- Court: U.S. Supreme Court Certiorari Granted
- Area(s) of Law: Constitutional Law
- Date Filed: March 25, 2012
- Case #: 12-682
- Judge(s)/Court Below: Court Below: 652 F.3d 607, 112 FEP Cases 1331 (6th Cir. 2011)
- Full Text Opinion
Michigan adopted a proposal to amend the Michigan Constitution. The amendment called "Proposal 2" stated that no “public college...could discriminate against, or grant preferential treatment to, any individual or group on the basis of race, sex, color, ethnicity, or national origin in the operation of public employment, public education, or public contracting."
Respondent filed suit in the District Court of Eastern Michigan challenging the constitutionality of Proposal 2 under the Equal Protection Clause of the Fourteenth Amendment. The court granted summary judgment to petitioners, rejecting respondent’s arguments that Proposal 2 violated the Equal Protection Clause. Respondent appealed to the Sixth Circuit Court of Appeals.

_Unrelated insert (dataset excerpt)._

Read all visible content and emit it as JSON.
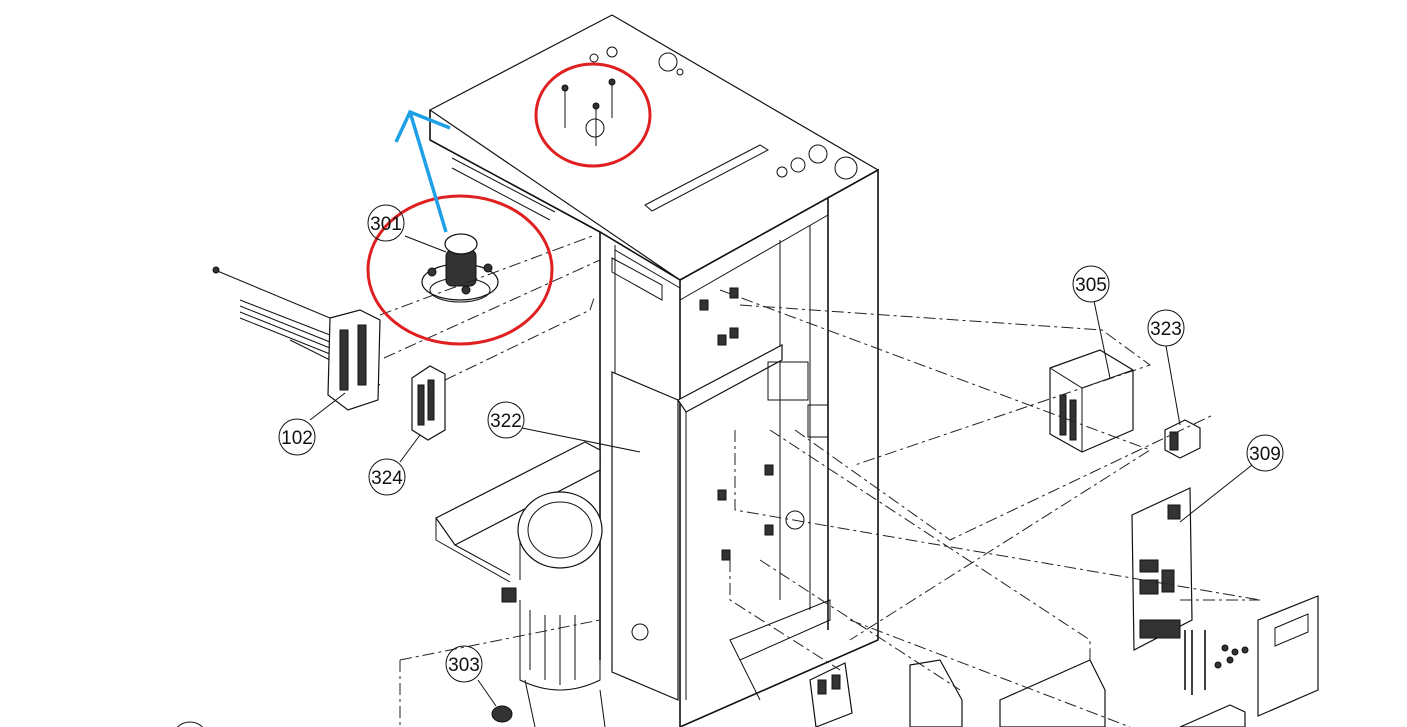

The Sixth Circuit held that Proposal 2 violated the Equal Protection Clause. The court applied the two part test in Washington v. Seattle Sch. Dist. No. 1., 458 U.S. 457 (1982) and Hunter v. Erickson, 393 U.S. 385(1969). The court held that Proposal 2 has a "racial focus" because it "inures primarily to the benefit of the minority, and is designed for that purpose." Additionally, Proposal 2 is part of the "political process" and will impose a "special burden" on minorities. After finding that Proposal 2 failed the two part test, the court applied strict scrutiny. Finding no compelling state interest the court held Proposal 2 unconstitutional.
The Supreme Court granted certiorari to decide whether a statute violates the Equal Protection Clause when a state amends its constitution to prohibit race and sex based discrimination or preferential treatment in public university admission decisions.